Nathalia smirked and grasped the true power inside her. All of it, all that she had lost, returned to her. In the ocean of times that left her untouched, she began to glow. Her humanoid form broke and expanded.
Sol was hovering above the sands of time, waiting for Nathalia to get back up. It was better for everyone involved if she made sure they could get her to Romulus and for him to finally end her. The next goddess of volcanoes would hopefully be more aggregable.
The constant swirl was interrupted by something stirring under the surface. “Finally coming back up?” Sol mumbled and readied herself.
A giant arm broke from the sands, every single one of the four claws big enough to crush a house. Sol dodged narrowly through gaps. The claw slammed back into the ground and helped heave the rest of the body out of the basin. Hundreds of metres away from the shoulder, Nathalia’s hind legs surfaced. The hourglass was kilometres across and that was just enough to contain the living mountain range that surfaced from within.
All of her was obsidian and magna. A dragon with a mountain ridge for a spine and cliffs for claws, glowing incandescently from within the translucent volcanic glass. A maw like a trench parted, revealing needle-like teeth the size of buses. “Come then, Sol!” she roared, before drawing back her long neck and bellowing forth white-hot fire that filled the sky.
The goddess of the sun was overwhelmed by the true form of her fellow goddess and the heat her flames should no longer have been capable of reaching. Flying as fast as she could, she fled to the edge of the barrier. The cataclysmic cone of fire inevitably caught up with her. Sol screamed in pain, burning under the onslaught of energies, before managing to leave the space. Once she could no longer sense the goddess around, Nathalia closed her maw.

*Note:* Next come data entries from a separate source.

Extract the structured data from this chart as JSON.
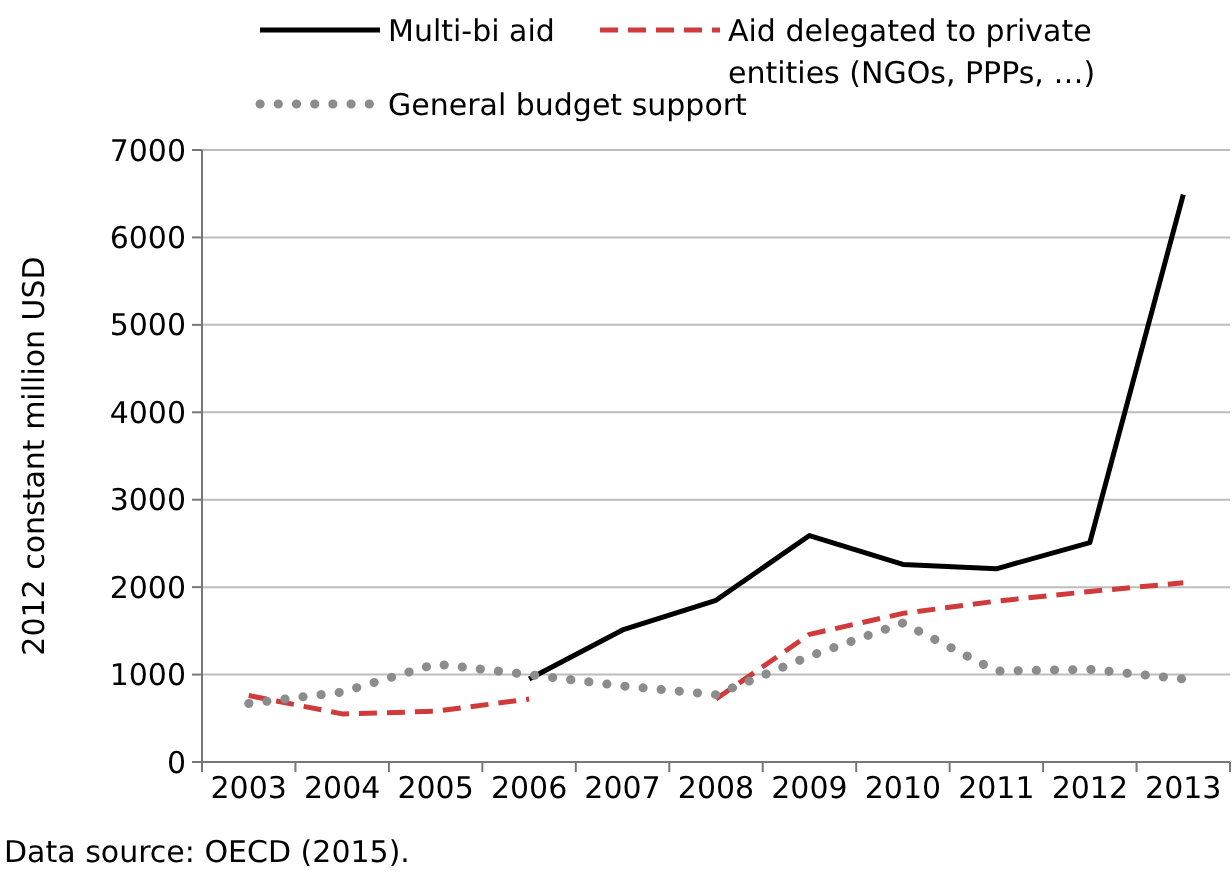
{
  "chart_data": {
    "type": "line",
    "ylabel": "2012 constant million USD",
    "categories": [
      "2003",
      "2004",
      "2005",
      "2006",
      "2007",
      "2008",
      "2009",
      "2010",
      "2011",
      "2012",
      "2013"
    ],
    "series": [
      {
        "name": "Multi-bi aid",
        "color": "#000000",
        "line_style": "solid",
        "values": [
          null,
          null,
          null,
          950,
          1510,
          1850,
          2590,
          2260,
          2210,
          2510,
          6490
        ]
      },
      {
        "name": "Aid delegated to private entities (NGOs, PPPs, …)",
        "color": "#d03a3a",
        "line_style": "dashed",
        "values": [
          760,
          550,
          580,
          720,
          null,
          720,
          1460,
          1700,
          1840,
          1950,
          2050
        ]
      },
      {
        "name": "General budget support",
        "color": "#8c8c8c",
        "line_style": "dotted",
        "values": [
          670,
          800,
          1120,
          1000,
          870,
          770,
          1210,
          1590,
          1040,
          1060,
          950
        ]
      }
    ],
    "ylim": [
      0,
      7000
    ],
    "yticks": [
      0,
      1000,
      2000,
      3000,
      4000,
      5000,
      6000,
      7000
    ],
    "grid": "y",
    "legend": "top",
    "annotations": [
      "Data source: OECD (2015)."
    ]
  }
}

“Yeah, kill that bitch!” Ferikrona said and flew up to her eye. The goddess of time was a girl with dirty blonde hair, somewhere in her early twenties of apparent age. She was dressed in a pink pyjama with a fitting hat. Although it was a loose fit, it gave enough of an idea of her slim waist and medium sized bust.
Nathalia swallowed her whole without hesitation. Attempted to, anyway. All she felt in her maw was sand turning into glass.
“Rude!” Ferikrona announced and appeared somewhere else, “I am goddess number 2, you can’t kill me. Not in my own Sanctum, especially.”
“I can kill nothing that annoys me,” Nathalia said and beat her wings. One flap was all it took to deliver her back to the edge. She landed in her human form. “I suppose I am thankful,” she said to the time goddess. “Do I even care to find out what the Rat promised you for this?”
“I mean, if you don’t really care, I won’t really tell,” Ferikrona said.
Nathalia waved off and that ended that conversation. She would find out eventually if it had anything to do with her. After all of this, she was itching for a good lay.
Luckily, she knew exactly where to go for that.